8 Responses to “Kein Geld zum Essen”

  1. egal Says:

    die Hungerkeule ist gar kein “taugliches” Argument, da das den meisten Menschen, die sich im Kapitalismus eingerichtet haben schlichtweg egal ist. Und die paar debilen christlichen Gutmenschen sind eh erklärungsresistent und wollen gar nichts wissen – denen reicht ihr Glauben.

  2. egal Says:

    deswegen braucht man letztendlich auch keinen antideutschen HistoMat (Dialektik der Aufklärung, blabla Demokratie blabla), oder positivistischen gsp’ler Egoismus; sondern eine proletarische Moral, um Leute dazu zu bringen Hunger woanders auf der Welt abzuschaffen.

  3. Petra Says:

    Ich als “debiler christlicher Gutmensch” freue mich über diesen differenzierten, moralisch hochwertigen Kommentar, der so gar nicht diskriminerend ist und möchte an dieser Stelle mal anmerken, dass “der Glaube reicht” in diesem Fall recht unpassend ist, denn wer wahrhaft glaubt, dem ist es nämlich nicht egal, der sieht gerade durch seinen Glauben die persönliche Pflicht sich politisch zu engagieren, sich für Gerechtigkeit einzusetzen.

  4. bigmouth Says:

    was ist denn eine “proletarische moral”, und inwiefern unterscheidet die sich in ihrer prämissensetzung notwendig von bürgerlichen ethiksystemen, wie etwa präferenzutilitarismus?

  5. posiputt Says:

    ich habe gestern beim blaettern durch einen etwas aelteren “spiegel” (ich glaube von september) die gleiche grafik gesehen, abgesehen davon, dass “industrialized country”, “no data” und “low” zusammengefasst weisz waren. sah gleich viel harmloser aus.

  6. Donauwelle Says:

    Der Hunger ist dort am übelsten wo die wichtigste landwirtschaftliche Ressource bis zum heutigen Tag am reichlichsten vorhanden ist: intakte Saatgutkreisläufe.
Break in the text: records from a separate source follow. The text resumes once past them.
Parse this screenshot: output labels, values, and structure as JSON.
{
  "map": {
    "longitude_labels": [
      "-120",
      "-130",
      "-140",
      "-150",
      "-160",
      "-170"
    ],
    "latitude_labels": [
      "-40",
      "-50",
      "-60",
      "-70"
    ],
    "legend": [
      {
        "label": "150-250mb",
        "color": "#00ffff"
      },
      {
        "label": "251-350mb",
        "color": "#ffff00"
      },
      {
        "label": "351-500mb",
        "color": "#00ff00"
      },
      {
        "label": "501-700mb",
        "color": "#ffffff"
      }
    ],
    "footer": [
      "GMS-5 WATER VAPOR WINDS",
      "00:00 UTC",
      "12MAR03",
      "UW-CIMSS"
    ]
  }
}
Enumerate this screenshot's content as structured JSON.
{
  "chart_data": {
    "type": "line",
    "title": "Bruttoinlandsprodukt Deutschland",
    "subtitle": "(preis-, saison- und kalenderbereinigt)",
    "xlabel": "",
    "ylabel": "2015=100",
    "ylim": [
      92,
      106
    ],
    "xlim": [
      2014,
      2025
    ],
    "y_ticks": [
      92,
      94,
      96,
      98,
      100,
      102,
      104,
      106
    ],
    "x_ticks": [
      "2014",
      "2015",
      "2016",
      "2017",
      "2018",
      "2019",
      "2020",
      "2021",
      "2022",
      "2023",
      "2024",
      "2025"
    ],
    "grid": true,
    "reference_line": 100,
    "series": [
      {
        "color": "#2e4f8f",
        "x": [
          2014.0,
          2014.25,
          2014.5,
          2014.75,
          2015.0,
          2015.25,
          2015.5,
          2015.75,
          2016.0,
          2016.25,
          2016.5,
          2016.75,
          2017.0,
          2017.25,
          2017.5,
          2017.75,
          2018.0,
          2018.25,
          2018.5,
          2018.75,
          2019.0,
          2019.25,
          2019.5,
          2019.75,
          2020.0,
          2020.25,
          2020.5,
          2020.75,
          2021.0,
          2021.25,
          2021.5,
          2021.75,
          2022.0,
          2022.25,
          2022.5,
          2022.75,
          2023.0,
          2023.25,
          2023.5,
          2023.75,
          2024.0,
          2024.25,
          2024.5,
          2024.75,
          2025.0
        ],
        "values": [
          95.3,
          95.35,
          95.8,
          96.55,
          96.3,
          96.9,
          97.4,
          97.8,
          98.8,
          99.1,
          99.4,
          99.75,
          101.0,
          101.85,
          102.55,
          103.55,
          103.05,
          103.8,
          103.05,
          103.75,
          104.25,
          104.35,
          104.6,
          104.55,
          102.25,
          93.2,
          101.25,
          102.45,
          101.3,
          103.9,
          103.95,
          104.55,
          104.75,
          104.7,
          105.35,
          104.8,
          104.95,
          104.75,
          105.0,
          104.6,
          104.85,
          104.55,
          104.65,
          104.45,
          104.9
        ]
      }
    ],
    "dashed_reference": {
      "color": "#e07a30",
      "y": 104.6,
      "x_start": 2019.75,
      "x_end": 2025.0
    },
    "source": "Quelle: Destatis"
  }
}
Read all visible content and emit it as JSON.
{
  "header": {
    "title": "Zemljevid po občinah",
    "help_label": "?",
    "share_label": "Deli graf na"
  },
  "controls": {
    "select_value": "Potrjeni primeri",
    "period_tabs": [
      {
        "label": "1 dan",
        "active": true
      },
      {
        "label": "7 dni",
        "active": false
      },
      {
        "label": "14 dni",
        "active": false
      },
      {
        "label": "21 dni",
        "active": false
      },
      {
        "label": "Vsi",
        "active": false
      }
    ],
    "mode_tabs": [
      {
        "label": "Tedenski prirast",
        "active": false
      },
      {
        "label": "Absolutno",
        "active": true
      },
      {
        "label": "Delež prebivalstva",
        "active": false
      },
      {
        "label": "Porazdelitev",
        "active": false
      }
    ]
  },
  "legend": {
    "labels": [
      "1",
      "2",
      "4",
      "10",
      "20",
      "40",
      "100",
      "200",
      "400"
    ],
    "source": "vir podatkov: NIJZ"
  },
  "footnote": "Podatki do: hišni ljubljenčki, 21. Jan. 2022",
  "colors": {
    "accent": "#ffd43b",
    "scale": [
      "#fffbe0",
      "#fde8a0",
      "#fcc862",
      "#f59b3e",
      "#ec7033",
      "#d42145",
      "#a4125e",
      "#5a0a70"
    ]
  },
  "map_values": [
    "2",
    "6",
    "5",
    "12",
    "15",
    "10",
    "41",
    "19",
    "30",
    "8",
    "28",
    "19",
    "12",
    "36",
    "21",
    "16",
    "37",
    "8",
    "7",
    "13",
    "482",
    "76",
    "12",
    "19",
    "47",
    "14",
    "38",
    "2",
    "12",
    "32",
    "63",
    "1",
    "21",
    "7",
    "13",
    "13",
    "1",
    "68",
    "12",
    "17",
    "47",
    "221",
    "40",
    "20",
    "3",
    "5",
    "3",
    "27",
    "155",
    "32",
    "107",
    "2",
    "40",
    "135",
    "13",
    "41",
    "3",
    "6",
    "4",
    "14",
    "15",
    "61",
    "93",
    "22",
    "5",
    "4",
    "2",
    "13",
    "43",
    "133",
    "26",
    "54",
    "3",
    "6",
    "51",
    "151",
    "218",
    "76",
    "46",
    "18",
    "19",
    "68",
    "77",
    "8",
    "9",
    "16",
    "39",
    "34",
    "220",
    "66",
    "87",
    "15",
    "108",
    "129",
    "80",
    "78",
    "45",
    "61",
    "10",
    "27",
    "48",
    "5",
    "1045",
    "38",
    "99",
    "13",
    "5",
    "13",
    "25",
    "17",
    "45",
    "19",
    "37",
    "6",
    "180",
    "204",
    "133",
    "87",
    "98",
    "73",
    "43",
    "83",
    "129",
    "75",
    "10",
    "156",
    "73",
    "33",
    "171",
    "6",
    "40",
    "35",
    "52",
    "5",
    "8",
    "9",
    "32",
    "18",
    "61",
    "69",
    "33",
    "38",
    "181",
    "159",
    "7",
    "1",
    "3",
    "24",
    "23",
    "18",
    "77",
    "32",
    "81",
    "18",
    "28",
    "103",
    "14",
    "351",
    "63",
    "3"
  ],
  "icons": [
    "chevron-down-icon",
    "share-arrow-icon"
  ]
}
Die Probleme treten da am krassesten zutage wo ausgewogene Subsistenzwirtschaften und globale Märkte aufeinandertreffen, sowie im Innersten der prekären Monokulturen: Durch den Verlust der Souveränität über die Saatgutkreisläufe ist die Landwirtschaft in den Industriegesellschaften in eine existenzielle Abhängigkeit vom Exportwahn geraten. Bauern die nicht mehr in der Lage sind ihr eigenes Saatgut zu pflegen wagen nicht die Konzerne zu kritisieren auf die sie betriebsbedingt angewiesen sind. Wenn aus den schon jetzt höchst anfälligen Monokulturen nicht auch noch vergiftete Eingenerationenschöpfungen werden sollen wie es die Gentechnikindustrie gerne hätte ist der Rest der Welt zwecks Rückdiversifizierung seiner Nutzpflanzenbestände darauf angewiesen dass alle noch intakten Saatgutkreisläufe unbedingt erhalten bleiben, d. h. weder einer Auszehrung erliegen noch durch Dumpingkonkurrenz verdrängt werden. Insofern ist das Gentechnikurteil wenigtens ein symbolischer Schritt gegen die “Planwirtschaft der Evolution.”

  7. Jacob Says:

    @bigmouth
    vielleicht meint er mit Proletarischer Moral die Solidarität die der Moral vorrausgeht-

  8. egal Says:

    ja die Christen treten für Gerechtigkeit ein, und spenden – das ist das gerade Gegenteil der Abschaffung des Hungers. Den Christen reicht die Beruhigung des Gewissens durch eine Spende. Den Hunger Abschaffen geht nur über Solidarität, das meine ich mit “proletarischer Moral”. Denn das würde auch implizieren, den eigenen Lebensstandard bissl runter zu schrauben (Lebensstandard runter schrauben in einer sozialistischen Planwirtschaft – nicht durch Konsumverzicht im Kapitalismus).